El hombre quieto genera torbellino
El científico vivo más famoso del mundo quiere actuar en James Bond y consolidarse como ícono pop
físico inglés Stephen Hawking vive desde hace más de tres décadas en una silla de ruedas. Su enfermedad de degeneración neuronal le generó problemas musculares en todo el cuerpo que, entre otras consecuencias, le produjeron la pérdida del habla a finales de la década de 1970. Pero esto no le impidió ser un destacado comunicador científico.
Apenas puede mover sus dedos y sus párpados, pero su voluntad, talento y la ayuda de la tecnología lo pusieron en la cima de la ciencia, cuando en 1988 escribió su libro Breve historia del tiempo.
Hoy, con 72 años, Hawking genera un torbellino noticioso gracias a la película La teoría del todo, de próximo estreno en Uruguay (ver recuadro). Pero, además de la biopic mencionada, el físico es portada por autopostularse como eventual actor y por temas vinculados a sus áreas de experiencia: la ciencia y tecnología. El hombre que no puede hablar ni moverse por medios naturales, vive por estos días un nuevo resurgir de su faceta más mediática y popular.
El jueves, la revista científica Wired publicará una larga entrevista con Hawking, de la cual, a través de una adelanto, se conocieron algunos fragmentos.
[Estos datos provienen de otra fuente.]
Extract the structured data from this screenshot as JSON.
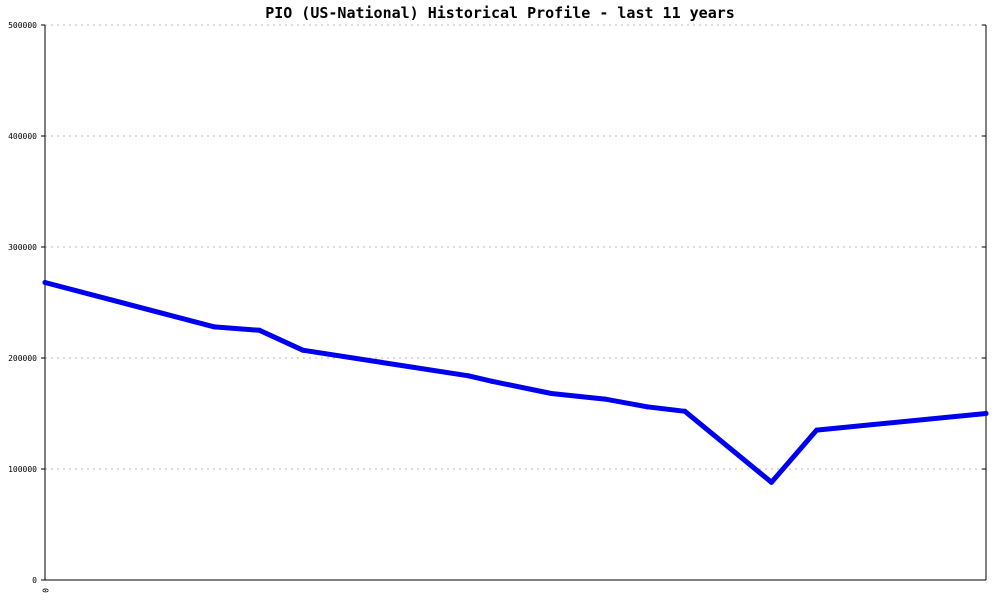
{
  "chart_data": {
    "type": "line",
    "title": "PIO (US-National) Historical Profile - last 11 years",
    "xlabel": "",
    "ylabel": "",
    "ylim": [
      0,
      500000
    ],
    "y_ticks": [
      0,
      100000,
      200000,
      300000,
      400000,
      500000
    ],
    "y_tick_labels": [
      "0",
      "100000",
      "200000",
      "300000",
      "400000",
      "500000"
    ],
    "x_tick_labels": [
      "0"
    ],
    "grid": true,
    "line_color": "#0000ee",
    "series": [
      {
        "x": [
          0,
          0.18,
          0.228,
          0.274,
          0.45,
          0.475,
          0.538,
          0.595,
          0.64,
          0.68,
          0.772,
          0.82,
          1.0
        ],
        "values": [
          268000,
          228000,
          225000,
          207000,
          184000,
          179000,
          168000,
          163000,
          156000,
          152000,
          88000,
          135000,
          150000
        ]
      }
    ]
  }
}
Por ejemplo, declaró que le encantaría interpretar a un villano en una película de James Bond.
“Creo que incluso la silla de ruedas y las voz quedarían bien para el personaje”, dijo a Wired, con su ya característico sentido del humor.
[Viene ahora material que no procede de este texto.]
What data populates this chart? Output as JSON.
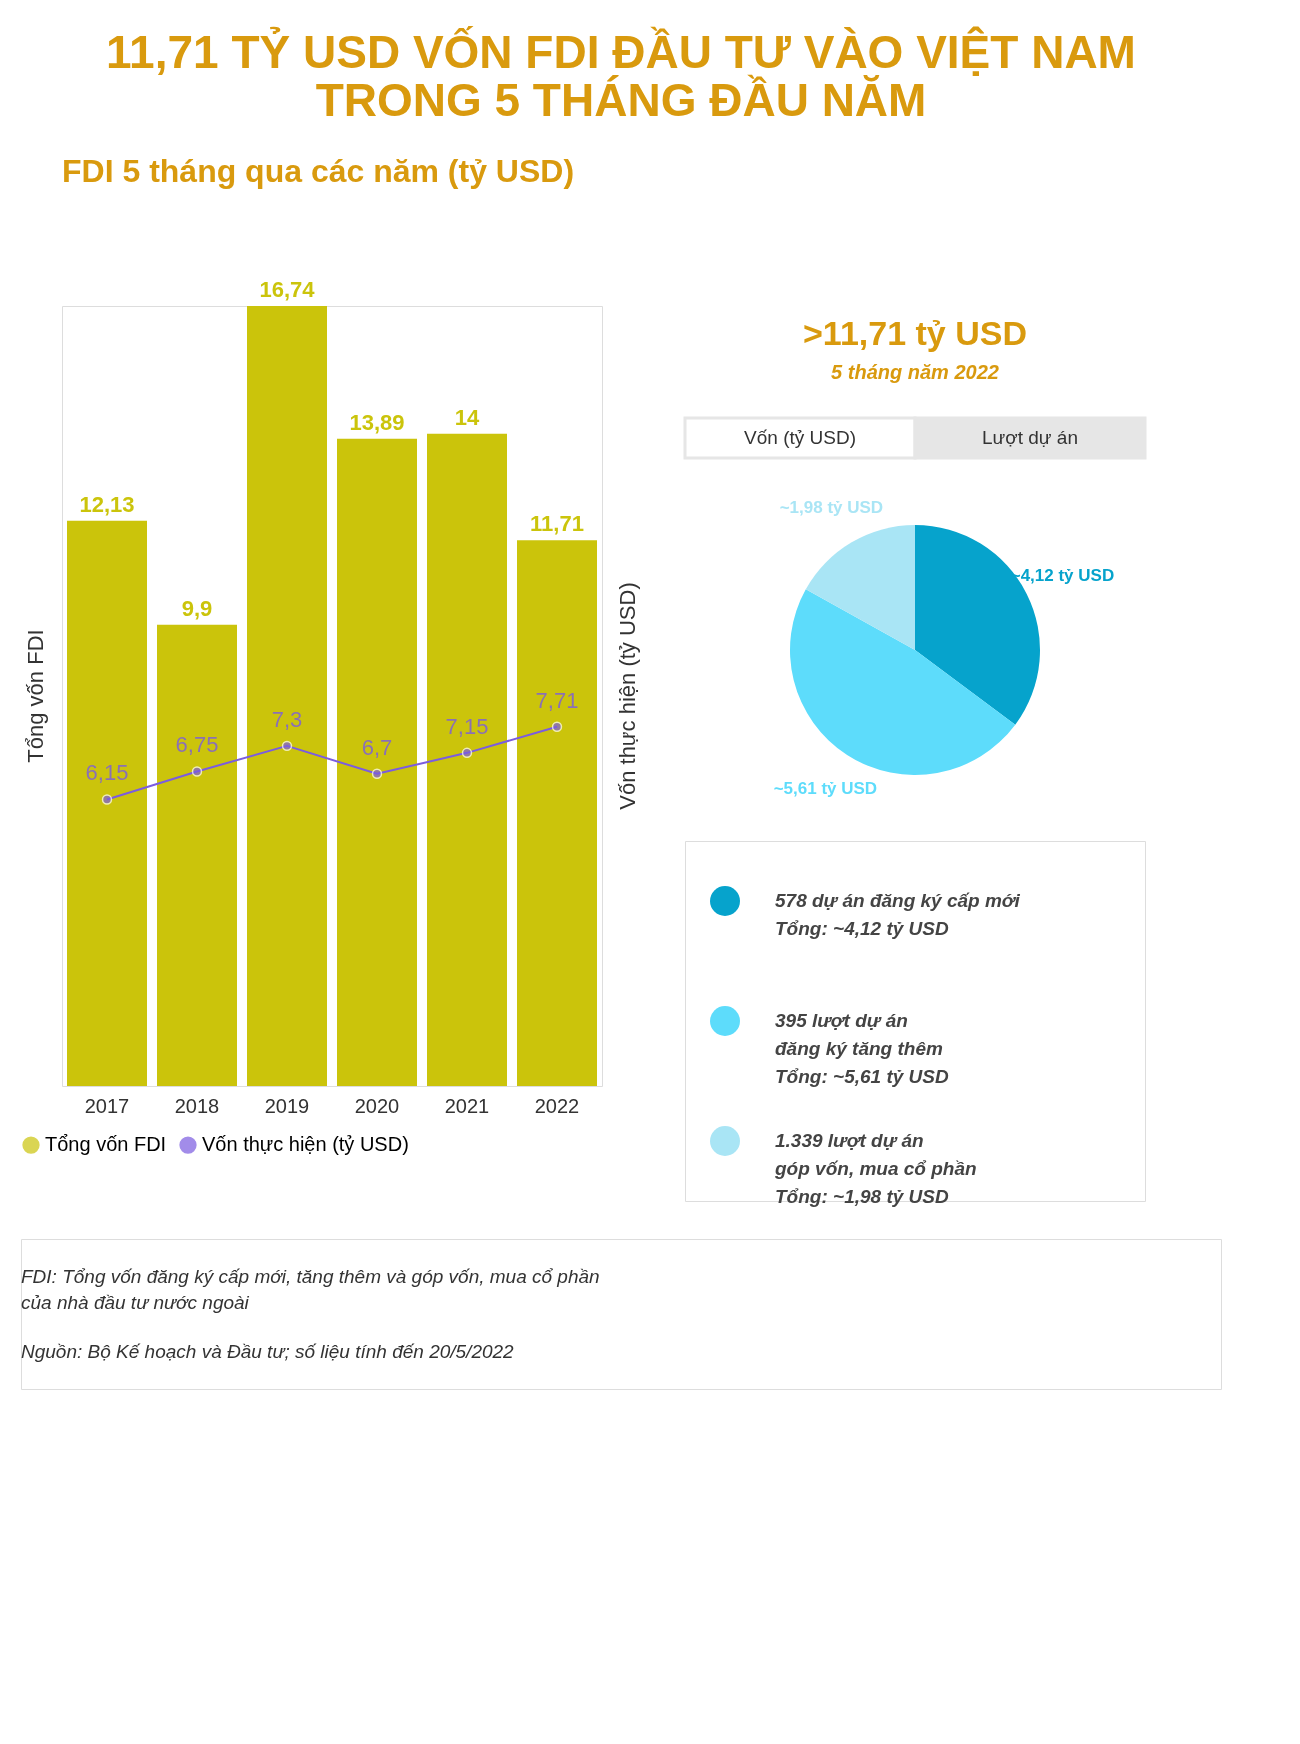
{
  "chart_data": [
    {
      "type": "bar",
      "title": "11,71 TỶ USD VỐN FDI ĐẦU TƯ VÀO VIỆT NAM\nTRONG 5 THÁNG ĐẦU NĂM",
      "subtitle": "FDI 5 tháng qua các năm (tỷ USD)",
      "ylabel": "Tổng vốn FDI",
      "y2label": "Vốn thực hiện (tỷ USD)",
      "categories": [
        "2017",
        "2018",
        "2019",
        "2020",
        "2021",
        "2022"
      ],
      "series": [
        {
          "name": "Tổng vốn FDI",
          "color": "#cbc40b",
          "values": [
            12.13,
            9.9,
            16.74,
            13.89,
            14,
            11.71
          ],
          "value_labels": [
            "12,13",
            "9,9",
            "16,74",
            "13,89",
            "14",
            "11,71"
          ]
        },
        {
          "name": "Vốn thực hiện (tỷ USD)",
          "type": "line",
          "color": "#7b5ce0",
          "values": [
            6.15,
            6.75,
            7.3,
            6.7,
            7.15,
            7.71
          ],
          "value_labels": [
            "6,15",
            "6,75",
            "7,3",
            "6,7",
            "7,15",
            "7,71"
          ]
        }
      ],
      "marker": "circle",
      "legend": "bottom",
      "annotations": [
        "FDI: Tổng vốn đăng ký cấp mới, tăng thêm và góp vốn, mua cổ phần\ncủa nhà đầu tư nước ngoài",
        "Nguồn: Bộ Kế hoạch và Đầu tư; số liệu tính đến 20/5/2022"
      ]
    },
    {
      "type": "pie",
      "title": ">11,71 tỷ USD",
      "subtitle": "5 tháng năm 2022",
      "categories": [
        "578 dự án đăng ký cấp mới\nTổng: ~4,12 tỷ USD",
        "395 lượt dự án\nđăng ký tăng thêm\nTổng: ~5,61 tỷ USD",
        "1.339 lượt dự án\ngóp vốn, mua cổ phần\nTổng: ~1,98 tỷ USD"
      ],
      "values": [
        4.12,
        5.61,
        1.98
      ],
      "value_labels": [
        "~4,12 tỷ USD",
        "~5,61 tỷ USD",
        "~1,98 tỷ USD"
      ],
      "colors": [
        "#06a3cc",
        "#5ddcfb",
        "#a9e5f5"
      ],
      "legend": "bottom",
      "annotations": [
        "Vốn (tỷ USD)",
        "Lượt dự án"
      ]
    }
  ]
}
Más allá de que, en caso de producirse en un futuro, esta sería su primera aparición en una película de ficción, Hawking es un científico muy cercano a la cultura pop.
Hay que recordar que dio voz a su propio personaje animado en cinco capítulos de la serie Los Simpson, en los que derrama parte de su legado científico y filosófico, sobre todo con la utópica y romántica Lisa Simpson.
Además, en un capítulo de la serie de televisión Viaje a las estrellas aparece en un memorable cameo haciendo de él mismo y jugando al póker con Albert Einstein, Isaac Newton y el personaje de la serie Data.
En 1992 el cineasta Errol Morris llevó a la pantalla grande el famoso libro de Hawking Breve historia del tiempo, en formato documental.
Idioma para todos
La empresa de telecomunicaciones Intel anunció ayer el lanzamiento de un moderno sistema de comunicación para quienes sufran el síndrome de Lou Gehrig como Hawking y, por este motivo, tengan dificultades con el aparato de fonación.
El nuevo sistema fue bautizado ACAT, sigla que en inglés significa “Herramienta de asistencia para captar contextos”. Su objetivo es ayudar a que millones de personas puedan comunicarse de una manera más completa como Hawking.
De hecho, está diseñado no solo para pacientes de enfermedades neuronales, sino también para cuadriplégicos y para otras personas con afecciones de baja prevalencia que afecten el habla.
A los 72 años, Hawking continúa dedicándose a dar charlas por el mundo a través del sistema robótico que le permite hablar por los parlantes de una máquina. Desde que existe este procedimiento de comunicación, el científico se ha quejado del acento estadounidense de su voz, alejada de su original entonación británica.
La última perla del collar la tiene la comedia televisiva The Big Bang Theory, donde también ha aparecido haciendo de sí mismo. Para su protagonista, el excéntrico físico teórico Sheldon Cooper, Hawking representa la cúspide de lo humano.
“Stephen Hawking es una genio y además habla como un robot. Es todo lo que quiero de un amigo”, afirmó Cooper en la serie para explicar su fanatismo por el científico inglés y elevarlo aún más como ícono pop.